Frankly speaking, common men can do little with Long Term Capital Gain Tax (LTCG tax) and DDT.

I know there will be people who would like to flee the equity market in despair. But this is not a solution.

Not that I welcome what this Union Budget 2018 has done with the investment, but actually we have no other choice.

There are no other investments around which can match the fundamentals of equity.

What options we have?

- Bitcoin (take your own call).
- Fixed Deposits – it will never match equity, even after LTCG tax.
- Debt based mutual funds – no match for equity.
- Gold – even this cannot match equity’s returns.

It will not be wrong to say that common men may feel helpless here. They have no other choice but to take LTCG Tax and DDT with a pinch of salt.

But having said that, I would also like to thank Mr. Arun Jaitley for his following due considerations:

- Capital Gain Calculation to be considered only after 31-Jan’18
- First Rs.1.0 Lakhs no to be considered as capital gain.

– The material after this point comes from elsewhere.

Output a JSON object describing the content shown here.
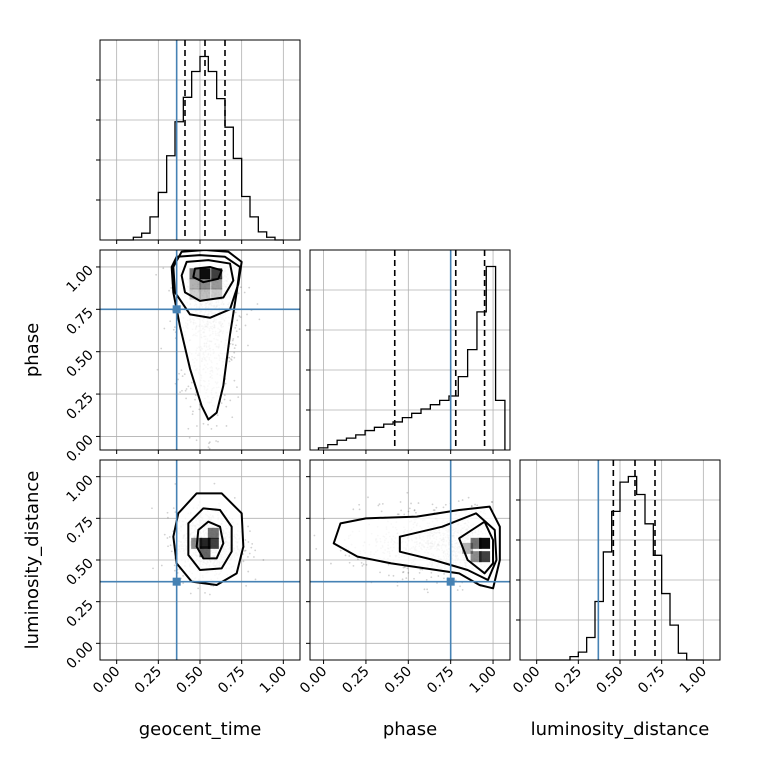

If these would not have been there, I suppose the equity market would have crashed 10,000 in a day. I know it is a wild guess, but the market would not have absorbed

[P.Note: On 01-Feb’18, Sensex was trading at 36,200 points. Today, 4 days after union budget 2018, Sensex is trading at 34,800 points. This is fall of 1,400 points in matter of 4 days. ]

## 2 Responses

Hi,

Even if shares were sold in April-2017, do we need to consider value as on 31-Apr-2018 for Cost of Acquisition? (for new LTCG tax)

Thanks,

Vish Patel

I will suggest you to kindly read point number #1.4 for details.